Frozen Planet :: Penguin in flight | Photo: BBC
Frozen Planet :: Penguin belly landing | Photo: BBC
The last segment of Frozen Planet, called On Thin Ice, is, quite literally, chilling. It shows what is happening to our planet as our ice caps melt faster than they ever have in 20 years: the damage to wildlife, the damage to the environment, the damage to and impoverishment of local populations and communities — and the gigantic benefits to big business, especially oil and natural gas companies. If there’s one criticism of this segment, it is that it does not go far enough, that it is much too neutral, even placid.
We want more roads, more cars, more fossil fuels, and never mind where they come from or at what cost. Our natural world is vanishing; and we are ceaseless in our destruction of it: the Great Pacific Garbage Patch, a toxic sludge of plastics and chemicals in the Pacific Ocean, is estimated to be between 700,000 to 15 million sq kms — some say twice the area of the continental United States — and it continues to grow, as do its cousins, the Indian Ocean Garbage Patch and the North Atlantic Garbage Patch. Perhaps as individuals we think ourselves helpless; but that is why films like the Joubert’s and NatGeo’s and the BBC’s are important. They show us not just what we are losing, but, as the sands of time run out on us, they also show us the way we are.
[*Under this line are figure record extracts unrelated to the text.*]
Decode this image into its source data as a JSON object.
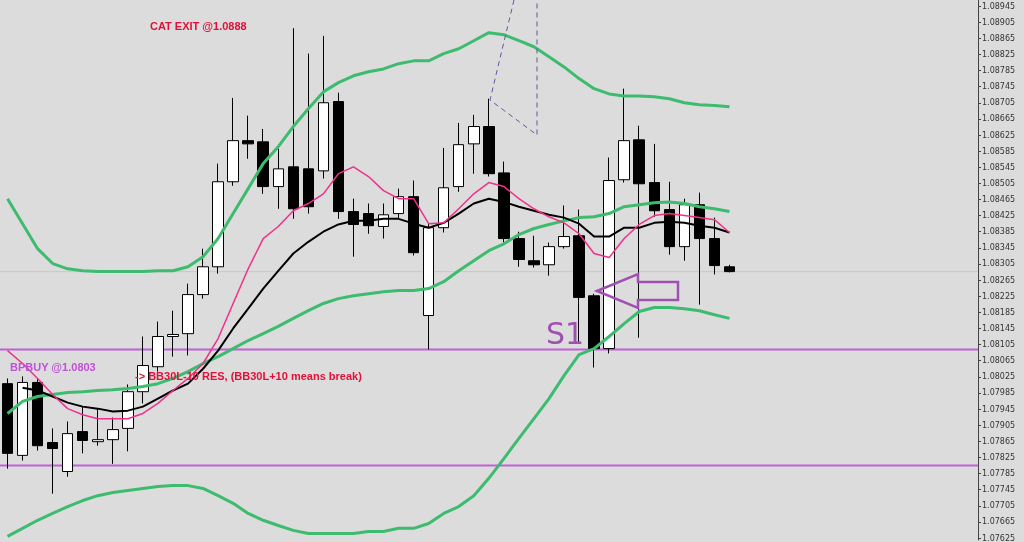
{
  "chart_data": {
    "type": "candlestick",
    "categories": [
      null,
      null,
      null,
      null,
      null,
      null,
      null,
      null,
      null,
      null,
      null,
      null,
      null,
      null,
      null,
      null,
      null,
      null,
      null,
      null,
      null,
      null,
      null,
      null,
      null,
      null,
      null,
      null,
      null,
      null,
      null,
      null,
      null,
      null,
      null,
      null,
      null,
      null,
      null,
      null,
      null,
      null,
      null,
      null,
      null,
      null,
      null,
      null,
      null
    ],
    "ohlc": [
      [
        1.08008,
        1.08021,
        1.07797,
        1.07835
      ],
      [
        1.0783,
        1.08026,
        1.07817,
        1.08011
      ],
      [
        1.08011,
        1.08021,
        1.07842,
        1.07854
      ],
      [
        1.07862,
        1.07897,
        1.07735,
        1.07847
      ],
      [
        1.0779,
        1.07914,
        1.07777,
        1.07884
      ],
      [
        1.07889,
        1.07951,
        1.07835,
        1.07867
      ],
      [
        1.07864,
        1.07946,
        1.07854,
        1.07869
      ],
      [
        1.07869,
        1.07924,
        1.07809,
        1.07894
      ],
      [
        1.07897,
        1.08006,
        1.0784,
        1.07988
      ],
      [
        1.07988,
        1.08125,
        1.07959,
        1.08053
      ],
      [
        1.0805,
        1.08162,
        1.08038,
        1.08125
      ],
      [
        1.08125,
        1.08189,
        1.08075,
        1.0813
      ],
      [
        1.08132,
        1.08256,
        1.08078,
        1.08229
      ],
      [
        1.08229,
        1.08343,
        1.08219,
        1.08298
      ],
      [
        1.08298,
        1.08554,
        1.08281,
        1.08509
      ],
      [
        1.08509,
        1.08717,
        1.08499,
        1.08611
      ],
      [
        1.08611,
        1.08673,
        1.08566,
        1.08603
      ],
      [
        1.08608,
        1.0864,
        1.08479,
        1.08497
      ],
      [
        1.08497,
        1.08591,
        1.08442,
        1.08541
      ],
      [
        1.08546,
        1.0889,
        1.08417,
        1.08442
      ],
      [
        1.08541,
        1.08827,
        1.0843,
        1.08447
      ],
      [
        1.08536,
        1.08871,
        1.08517,
        1.08705
      ],
      [
        1.08708,
        1.0873,
        1.08417,
        1.08435
      ],
      [
        1.08435,
        1.08467,
        1.08323,
        1.08403
      ],
      [
        1.0843,
        1.08455,
        1.0838,
        1.084
      ],
      [
        1.08398,
        1.08455,
        1.08368,
        1.08427
      ],
      [
        1.0843,
        1.08492,
        1.08417,
        1.08472
      ],
      [
        1.08472,
        1.08512,
        1.08326,
        1.08333
      ],
      [
        1.08177,
        1.08405,
        1.08093,
        1.08395
      ],
      [
        1.08395,
        1.08593,
        1.08383,
        1.08494
      ],
      [
        1.08497,
        1.08655,
        1.08484,
        1.08601
      ],
      [
        1.08603,
        1.08675,
        1.08529,
        1.08646
      ],
      [
        1.08646,
        1.08715,
        1.08522,
        1.08529
      ],
      [
        1.08531,
        1.08559,
        1.08358,
        1.08368
      ],
      [
        1.08368,
        1.08385,
        1.08298,
        1.08316
      ],
      [
        1.08313,
        1.08375,
        1.08296,
        1.08303
      ],
      [
        1.08303,
        1.08358,
        1.08276,
        1.08348
      ],
      [
        1.08348,
        1.0845,
        1.08343,
        1.08373
      ],
      [
        1.08375,
        1.0844,
        1.08107,
        1.08222
      ],
      [
        1.08226,
        1.08231,
        1.08048,
        1.08095
      ],
      [
        1.08095,
        1.08569,
        1.08083,
        1.08512
      ],
      [
        1.08514,
        1.0874,
        1.08507,
        1.08611
      ],
      [
        1.08613,
        1.08648,
        1.08122,
        1.08504
      ],
      [
        1.08507,
        1.08603,
        1.08422,
        1.08437
      ],
      [
        1.0844,
        1.08509,
        1.08328,
        1.08348
      ],
      [
        1.08348,
        1.08467,
        1.08313,
        1.08452
      ],
      [
        1.08452,
        1.08482,
        1.08204,
        1.08368
      ],
      [
        1.08368,
        1.0842,
        1.08279,
        1.08301
      ],
      [
        1.08298,
        1.08303,
        1.08284,
        1.08286
      ]
    ],
    "series": [
      {
        "type": "line",
        "color": "#3dbb6e",
        "values": [
          1.08467,
          1.08405,
          1.08343,
          1.08306,
          1.08293,
          1.08288,
          1.08286,
          1.08286,
          1.08286,
          1.08286,
          1.08288,
          1.08288,
          1.08298,
          1.08323,
          1.08368,
          1.0843,
          1.08492,
          1.08554,
          1.08596,
          1.08646,
          1.0869,
          1.08732,
          1.08755,
          1.08772,
          1.08782,
          1.08789,
          1.08802,
          1.08809,
          1.08809,
          1.08827,
          1.08839,
          1.08859,
          1.08879,
          1.08874,
          1.08859,
          1.08844,
          1.08819,
          1.08794,
          1.08765,
          1.0874,
          1.08727,
          1.08722,
          1.08722,
          1.0872,
          1.08715,
          1.08705,
          1.087,
          1.08698,
          1.08695
        ]
      },
      {
        "type": "line",
        "color": "#3dbb6e",
        "values": [
          1.07934,
          1.07964,
          1.07976,
          1.07981,
          1.07986,
          1.07988,
          1.07991,
          1.07993,
          1.07996,
          1.08001,
          1.08008,
          1.08021,
          1.08038,
          1.08058,
          1.08075,
          1.08095,
          1.08115,
          1.08132,
          1.0815,
          1.0817,
          1.08189,
          1.08207,
          1.08219,
          1.08226,
          1.08231,
          1.08236,
          1.08239,
          1.08239,
          1.08244,
          1.08261,
          1.08288,
          1.08313,
          1.08338,
          1.08355,
          1.08378,
          1.08393,
          1.08403,
          1.08412,
          1.0842,
          1.08422,
          1.0843,
          1.08447,
          1.08452,
          1.08457,
          1.08459,
          1.08455,
          1.08447,
          1.08442,
          1.08435
        ]
      },
      {
        "type": "line",
        "color": "#3dbb6e",
        "values": [
          1.07629,
          1.07649,
          1.07669,
          1.07686,
          1.07703,
          1.07718,
          1.0773,
          1.07738,
          1.07743,
          1.07748,
          1.07753,
          1.07755,
          1.07755,
          1.07748,
          1.0773,
          1.07711,
          1.07686,
          1.07669,
          1.07656,
          1.07644,
          1.07636,
          1.07636,
          1.07636,
          1.07636,
          1.07641,
          1.07641,
          1.07649,
          1.07649,
          1.07661,
          1.07686,
          1.07703,
          1.0773,
          1.07773,
          1.07822,
          1.07872,
          1.07921,
          1.07971,
          1.08028,
          1.0808,
          1.08095,
          1.08125,
          1.08157,
          1.08187,
          1.08197,
          1.08197,
          1.08194,
          1.08189,
          1.08179,
          1.0817
        ]
      },
      {
        "type": "line",
        "color": "#000000",
        "values": [
          null,
          1.07998,
          1.07991,
          1.07976,
          1.07961,
          1.07951,
          1.07946,
          1.07939,
          1.07941,
          1.07951,
          1.07971,
          1.07991,
          1.08008,
          1.08045,
          1.0809,
          1.08145,
          1.08194,
          1.08244,
          1.08288,
          1.08331,
          1.0836,
          1.08385,
          1.08403,
          1.08412,
          1.08412,
          1.08417,
          1.08417,
          1.08405,
          1.08395,
          1.08407,
          1.0843,
          1.08455,
          1.08467,
          1.08459,
          1.08447,
          1.08437,
          1.08427,
          1.0842,
          1.08405,
          1.08373,
          1.08373,
          1.08395,
          1.08395,
          1.08407,
          1.0841,
          1.08407,
          1.084,
          1.08395,
          1.08383
        ]
      },
      {
        "type": "line",
        "color": "#f0308a",
        "values": [
          1.0809,
          1.08058,
          1.08021,
          1.07981,
          1.07946,
          1.07931,
          1.07921,
          1.07921,
          1.07921,
          1.07934,
          1.07959,
          1.07991,
          1.08021,
          1.08058,
          1.0812,
          1.08207,
          1.08293,
          1.08368,
          1.08398,
          1.08437,
          1.08455,
          1.08479,
          1.08529,
          1.08546,
          1.08522,
          1.08487,
          1.08467,
          1.08467,
          1.08405,
          1.08407,
          1.08442,
          1.08479,
          1.08507,
          1.08497,
          1.08467,
          1.08442,
          1.08422,
          1.08407,
          1.0838,
          1.08331,
          1.08321,
          1.08368,
          1.08403,
          1.08425,
          1.0843,
          1.08425,
          1.0842,
          1.08415,
          1.08383
        ]
      }
    ],
    "ylim": [
      1.0762,
      1.0896
    ],
    "yticks": [
      1.07625,
      1.07665,
      1.07705,
      1.07745,
      1.07785,
      1.07825,
      1.07865,
      1.07905,
      1.07945,
      1.07985,
      1.08025,
      1.08065,
      1.08105,
      1.08145,
      1.08185,
      1.08225,
      1.08265,
      1.08305,
      1.08345,
      1.08385,
      1.08425,
      1.08465,
      1.08505,
      1.08545,
      1.08585,
      1.08625,
      1.08665,
      1.08705,
      1.08745,
      1.08785,
      1.08825,
      1.08865,
      1.08905,
      1.08945
    ],
    "ref_lines": [
      {
        "axis": "y",
        "value": 1.08093,
        "color": "#c060d8"
      },
      {
        "axis": "y",
        "value": 1.07805,
        "color": "#c060d8"
      },
      {
        "axis": "y",
        "value": 1.08286,
        "color": "#c8c8c8"
      }
    ],
    "annotations": [
      "CAT EXIT @1.0888",
      "BPBUY @1.0803",
      "-> BB30L-10 RES, (BB30L+10 means break)",
      "S1"
    ],
    "grid": false,
    "tick_labels": "y"
  }
}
For over a quarter of a century, the husband-wife team of [Dereck and Beverly Joubert][1] from Botswana have been filming, photographing and documenting African wildlife. Their work is astonishing: 22 films, 10 books, scientific papers, articles and photographs (Beverly Joubert's) in National Geographic magazine. The awards are many, and include six Emmys, a Peabody, the World Ecology Award and induction into the American Academy of Achievement.